Boat control is the key to fishing a drift rig. On this day, both generators were running at Norfork Dam. Meeks often uses a drag chain for boat control in the White River, but drag chains are banned in the North Fork. Here Meeks uses his outboard motor, keeping it idling and shifting in and out of gear, to both hold the boat parallel to the bank and slow its drift downstream. The drift rig is cast toward the bank."I want my line either along side me or slightly upstream," Meeks said. "If the line gets too far behind you downstream, then you are dragging, not drifting."Water flows slower near the bottom of the stream because it is obstructed by objects in the stream bed - rock ledges, boulders, moss beds, etc. Typically, trout will face upstream behind these objects, out of the swift current.

They will make short darts into the current to pick off food drifting by. Therefore, it is impossible to get the bait on the bottom and keep it drifting the same speed as the current there. The line acts as a gauge, telling you when to slow down or speed up the boat.

"Put your boat in the faster water and fish in the slower water," Meeks said. "That allows you to use the motor. For instance, if you want to fish the middle of the stream, put the boat on the outside edge of the current and cast toward the inside edge."

If there is no water coming from the dam, Meeks will stick with nightcrawlers, especially if he is after a big brown trout, but he changes tactics. Instead of only a part of one nightcrawler, Meeks puts two whole nightcrawlers on a No. 6 hook.

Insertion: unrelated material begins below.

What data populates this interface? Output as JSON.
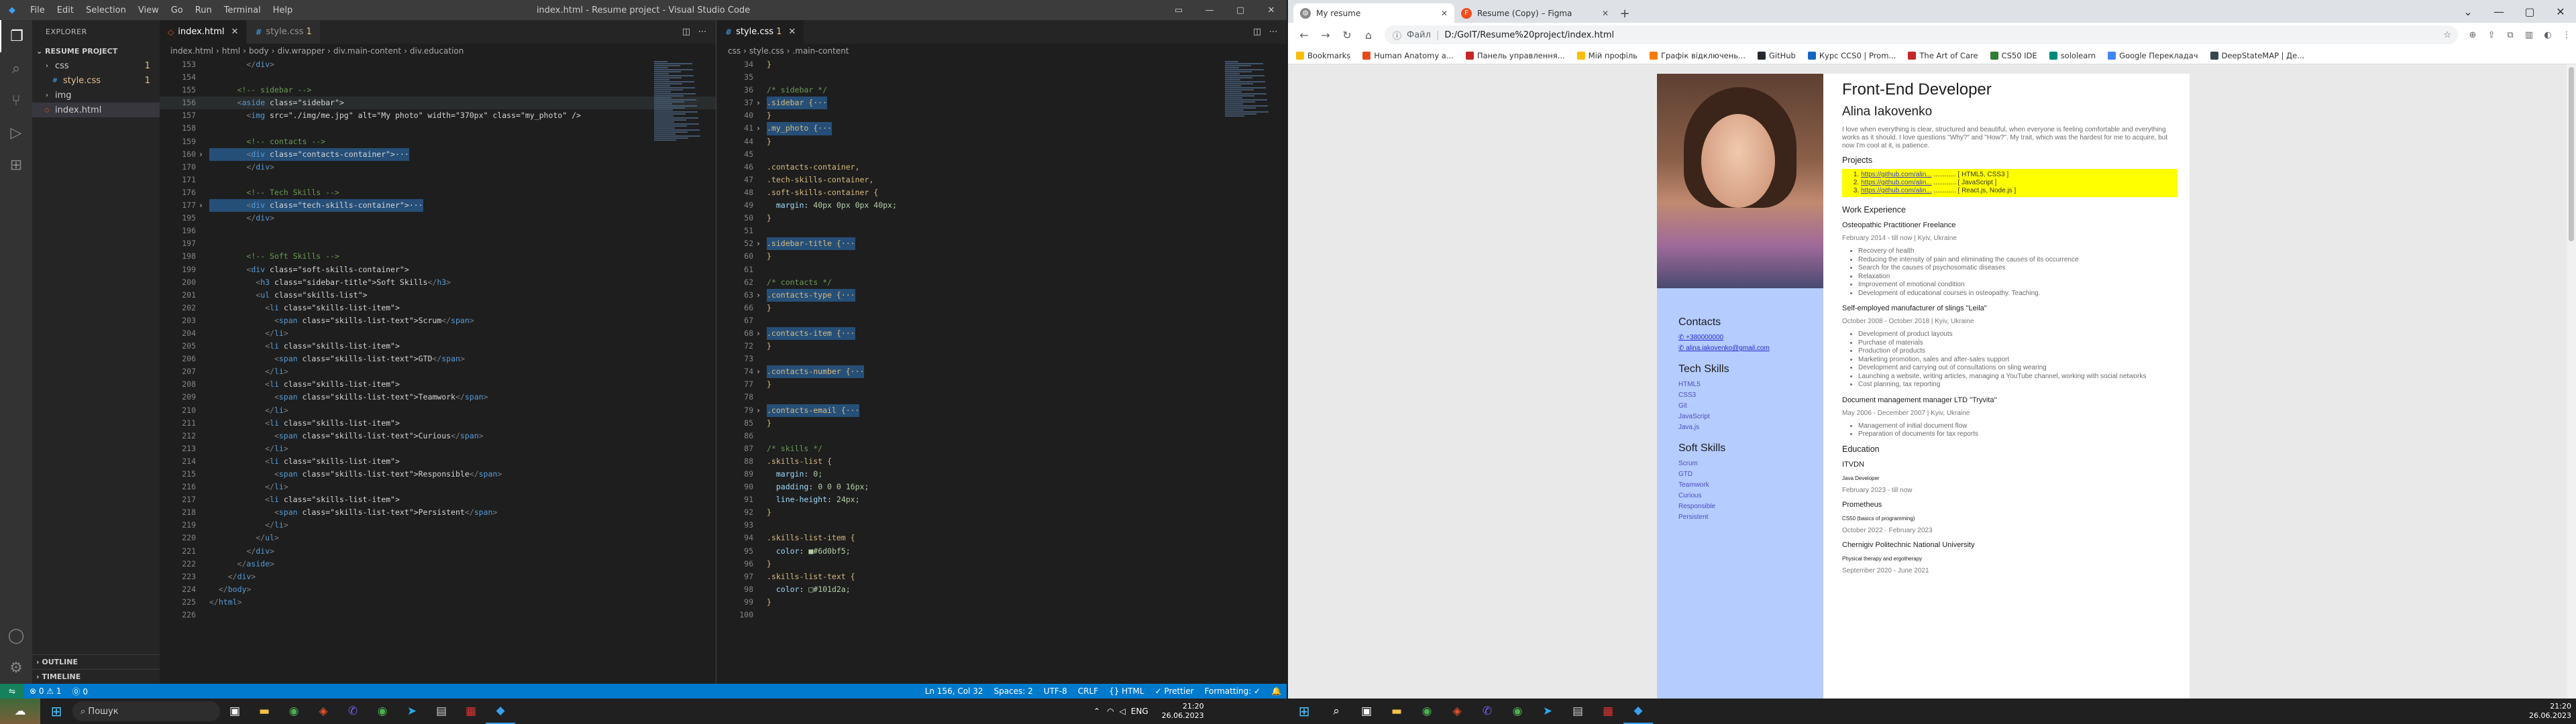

"Thread one on, bring the hook halfway down it and slide the night crawler up the line," Meeks said."Thread another one on halfway and let the tail dangle."The result is two dangling tails and a hook completely covered in night crawlers.From an anchored boat, this is cast downstream on the same bell sinker rig used for drift fishing.

In August 1994, the Arkansas Game and Fish Commission approved a catch-and-release, artificial-lure-only zone on the Norfork Tailwater from Otter Creek to 100 yards above River Ridge Access, effective January 1,1995. That area includes Mill Dam Eddy, where Meeks caught the two 12-pound rainbows on bait. In the future, he'll fish that area with jigs, especially when power generation in less than two generators."You want to fish a jig as slow as you can fish it," Meeks said. "Work over moss beds, behind logs, around any of the obstructions where big rainbows tend to lay and wait for food."I usually hold the rod tip at about two o'clock and give it a little twitch You want to fish slow, but vary the retrieve." Meeks uses 1/16th- and 1/32nd- ounce jigs in olive, brown or brown-and-orange color patterns. Sometimes the trout seem to prefer something with a smaller profile. Meeks wets a jig, then trims the marabou just past the hook bend.

"I like to use jigs when one generator is running and the water is clear,' Meeks said."It's more of a sight-fishing method. You'll see most of the fish take the jig, and that's the hard part - waiting to set the hook.

"If the second generator comes on, you're not done, but there are fewer places to fish a jig. It's tougher to get it down where it needs to be. They won't come up four feet to hit it. You can only raise a fish about 18 inches. When the water gets that high, I'd rather put on a Rapala or drift bait. Then, as Meeks says, the trout fishing becomes as simple as tearing your worm in two.